It was 2015, and Kenny Hydock of Suffolk had just retired from 30 years in the Coast Guard. Like many men who retire from the military, one of the first things Hydock did was grow out his beard. He didn’t know it at the time, but that small act would change everything.
A few months later, that beard was full and completely white—and people were beginning to take notice. In November of 2015, a friend from church asked Hydock if he would consider playing Santa. In response, he went home and shaved his beard off.
“I wasn’t ready. At the time, I felt that Christmas was too commercialized. Everyone’s spending money they don’t have,” Hydock says. “I knew there was more to it.”
The following year, Hydock and his family were in Gatlinburg, Tennessee for Thanksgiving. He walked into a Walgreens to pick up some medication and spotted a Santa hat for sale for $5. On a whim, he purchased the hat, put it on and walked out onto the main street.
“It was like the world stopped and took a breath,” Hydock says. “Everyone was rolling down their windows, saying ‘Hey Santa!’ Kids were coming up asking for pictures with Santa. It was just amazing, a complete change.”
Hydock called up his friend from church to let her know he was ready to play Santa that year. He purchased a Santa suit on Amazon, and a few days later he was officially introduced as Santa for the first time. The occasion was the foster family service at Alive Church in Chesapeake.
“I was nervous as a cat in a room full of rocking chairs,” Hydock remembers.
When he walked into the room as Santa, the kids were ecstatic. Everyone wanted to pull on his beard to make sure it was real. Hydock chose one child to come up and tug on the beard to test it out. The child’s eyes lit up as he announced to the room, “It’s real!”
That event was all it took; Hydock was hooked on Santa.
He played Santa just twice in 2016. Seven years later, East Coast Santa is in demand all across the Coastal Virginia region. Some of his popular events are Breakfast with Santa at The Founders Inn, Saturdays after Thanksgiving through Christmas Eve at Chick-Fil-A on Virginia Beach Boulevard and the Suffolk Holiday Parade. He also does photography shoots and home visits, which are some of favorite opportunities to spread Christmas cheer.

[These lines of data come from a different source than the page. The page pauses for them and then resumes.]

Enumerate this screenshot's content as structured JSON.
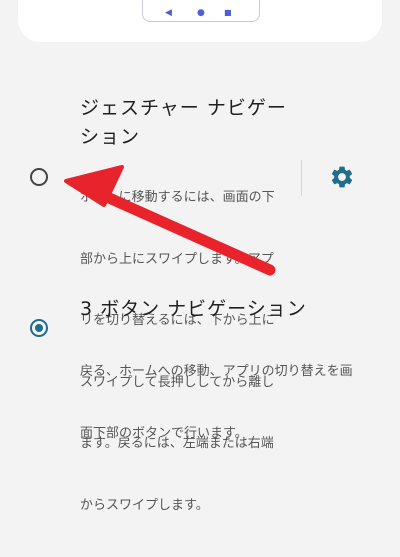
{
  "preview": {
    "back_icon": "◀",
    "home_icon": "●",
    "recents_icon": "■"
  },
  "gesture_option": {
    "title_line1": "ジェスチャー ナビゲー",
    "title_line2": "ション",
    "description_lines": [
      "ホームに移動するには、画面の下",
      "部から上にスワイプします。アプ",
      "リを切り替えるには、下から上に",
      "スワイプして長押ししてから離し",
      "ます。戻るには、左端または右端",
      "からスワイプします。"
    ],
    "selected": false,
    "settings_icon": "gear-icon"
  },
  "three_button_option": {
    "title": "3 ボタン ナビゲーション",
    "description_lines": [
      "戻る、ホームへの移動、アプリの切り替えを画",
      "面下部のボタンで行います。"
    ],
    "selected": true
  },
  "colors": {
    "accent": "#1e6e8c",
    "annotation_arrow": "#e8232b",
    "background": "#f3f3f3"
  }
}
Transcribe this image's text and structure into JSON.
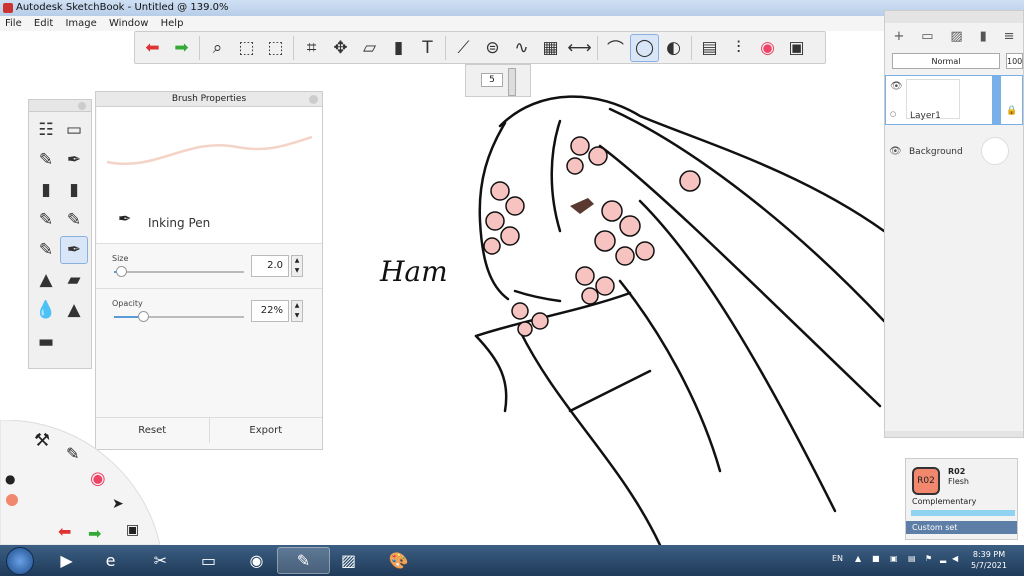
{
  "window": {
    "title": "Autodesk SketchBook - Untitled @ 139.0%"
  },
  "menu": [
    "File",
    "Edit",
    "Image",
    "Window",
    "Help"
  ],
  "toolbar": {
    "icons": [
      "undo-icon",
      "redo-icon",
      "zoom-icon",
      "select-icon",
      "lasso-icon",
      "crop-icon",
      "transform-icon",
      "distort-icon",
      "fill-icon",
      "text-icon",
      "ruler-icon",
      "ellipse-guide-icon",
      "curve-icon",
      "perspective-icon",
      "symmetry-icon",
      "stroke-icon",
      "predictive-stroke-icon",
      "shape-icon",
      "copic-icon",
      "brush-set-icon",
      "color-wheel-icon",
      "library-icon"
    ],
    "active": "predictive-stroke-icon"
  },
  "brush_size_puck": {
    "value": "5"
  },
  "brush_properties": {
    "title": "Brush Properties",
    "brush_name": "Inking Pen",
    "size_label": "Size",
    "size_value": "2.0",
    "size_fraction": 0.05,
    "opacity_label": "Opacity",
    "opacity_value": "22%",
    "opacity_fraction": 0.22,
    "reset_label": "Reset",
    "export_label": "Export"
  },
  "layers": {
    "blend_mode": "Normal",
    "opacity": "100",
    "items": [
      {
        "name": "Layer1",
        "selected": true
      },
      {
        "name": "Background",
        "selected": false
      }
    ]
  },
  "color": {
    "code": "R02",
    "name": "Flesh",
    "complement": "Complementary",
    "custom_set": "Custom set",
    "swatch": "#f1876d"
  },
  "canvas": {
    "signature": "Ham"
  },
  "taskbar": {
    "language": "EN",
    "time": "8:39 PM",
    "date": "5/7/2021"
  }
}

Hydock’s wife Charlene plays Mrs. Claus at most of the events, and she also uses her sewing talents to make his Santa suits. The Hydocks both teach classes through the Northern Lights Santa Academy, which attracts Santas from all over the world seeking to learn the tools of the trade.
Thousands of Santas dress up to spread Christmas cheer each year. So, what sets Santa Kenny apart? It isn’t a distinctive laugh. Hydock isn’t big on the ho-ho-ho’s. His full, perfectly white beard is, of course, one of his distinguishing features. But what really makes Santa Kenny special is his dynamic storytelling. It’s his believability, and his ability to pull even the biggest skeptics into a world where anything is possible.
“St. Nicholas, Santa Claus, is not just a person. It’s a belief in something that is special, magical and real,” Hydock says.
Hydock has stories about domesticating the hippopotamus Gayla Peevey asked for in the classic 1953 song, about the real life of Saint Nicholas (did you know he is the patron saint of pawnbrokers?), and about why Santa abandoned the expansion of his operations in the South Pole (penguin wings create too much turbulence for the sleigh).
Hydock has acquired an intricate collection of props throughout his years as Santa Kenny to help him tell the stories. One of his favorites is a box containing four jars of colored dust. The box is illuminated with LED lights and equipped with a micro fogger, which emits smoke when he opens it. Each dust represents a different color of the Northern Lights, which contain magical properties that help with everything from making the reindeer fly, to getting Santa down the chimney.
When Hydock gets into the stories, kids and parents alike love to ask him questions—sometimes out of wonder and curiosity, and sometimes to see if they can stump him. Either way, Santa Kenny is always ready to give his audience the answers they seek. Many of the stories are rehearsed, but he has had to improvise plenty of times, too.
“Skeptical kids always ask if I know the name of their Elf of the Shelf,” Hydock says. “The thing is, Elves on the Shelf leave the North Pole with their given name, but then they go through the Elf Adoption Agency and end up at places like Target. When you adopt the elf, you give it a new name. So, I know your elf’s original name, but I don’t know what you named it.”
For the children listening, the stories are pure magic. For those with more experience under their belts, the magic is in the joy that fills the room as Santa Kenny spins his tales.
“A person graduates from the believer they were as a child, to the believer as a teenager, and then as an adult. It’s just a different way of believing. For teenagers, the magic can be in helping the younger kids continue their belief in Santa,” Hydock says. “My job is to share as much hope, love and joy about Christmas as I can in the midst of everything that’s going on.”